一番気にかけているのは「アジサイ」と「チョコ」です。なかなか交尾意欲のタイミングが合わず、有精卵を産むことができていませんでした。ペアワッチシートをつけていると、どうやら、ずっと一緒に過ごしている方が交尾の回数が多くなる傾向があることがわかりました。
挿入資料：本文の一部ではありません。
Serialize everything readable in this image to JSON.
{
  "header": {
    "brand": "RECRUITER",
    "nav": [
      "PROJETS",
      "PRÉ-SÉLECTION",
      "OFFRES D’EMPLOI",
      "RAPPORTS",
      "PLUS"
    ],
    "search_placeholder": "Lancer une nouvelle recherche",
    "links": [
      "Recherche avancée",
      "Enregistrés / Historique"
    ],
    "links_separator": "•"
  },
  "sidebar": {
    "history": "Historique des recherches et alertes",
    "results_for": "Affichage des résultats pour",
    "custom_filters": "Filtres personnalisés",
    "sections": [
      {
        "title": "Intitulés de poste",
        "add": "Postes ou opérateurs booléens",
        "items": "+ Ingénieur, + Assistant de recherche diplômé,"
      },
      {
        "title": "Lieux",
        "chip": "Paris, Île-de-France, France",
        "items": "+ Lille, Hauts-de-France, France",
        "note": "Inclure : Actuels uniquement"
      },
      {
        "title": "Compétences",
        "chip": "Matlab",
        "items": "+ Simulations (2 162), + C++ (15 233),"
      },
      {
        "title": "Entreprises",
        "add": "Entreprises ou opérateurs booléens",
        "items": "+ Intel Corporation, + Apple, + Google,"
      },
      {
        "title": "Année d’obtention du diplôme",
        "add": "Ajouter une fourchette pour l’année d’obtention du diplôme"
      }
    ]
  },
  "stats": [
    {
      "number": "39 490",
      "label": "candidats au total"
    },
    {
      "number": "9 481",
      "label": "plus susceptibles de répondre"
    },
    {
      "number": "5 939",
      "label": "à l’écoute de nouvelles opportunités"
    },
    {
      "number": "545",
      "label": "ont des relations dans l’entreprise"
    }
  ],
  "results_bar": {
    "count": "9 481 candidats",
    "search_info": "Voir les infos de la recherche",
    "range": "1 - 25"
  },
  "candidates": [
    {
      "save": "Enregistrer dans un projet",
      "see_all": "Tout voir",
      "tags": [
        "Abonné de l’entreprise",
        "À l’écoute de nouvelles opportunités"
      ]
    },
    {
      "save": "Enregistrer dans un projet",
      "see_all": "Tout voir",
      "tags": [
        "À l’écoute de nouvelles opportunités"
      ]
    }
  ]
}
そこで2羽が一緒の行動をとれるよう、定期検査時でも一緒にいるよう気にかけたことで、今では安定して有精卵を産めるようになりました。そして2023年には2羽の初めてのヒナ「あめ」が誕生しました。‌


アジサイとチョコ

■新たないのちの誕生を願って
ペンギンたちが絆を深め、卵が産み落とされる時期は3月から4月くらいを予定しています。新たないのちの誕生を願い、入念な準備を進めています。先日、アルゼンチンで自然界のペンギンたちの絆や子育ての苦労を肌で感じてきたからこそ、一層の愛情をかけて、ペンギンたちの繁殖に臨みたいと思います。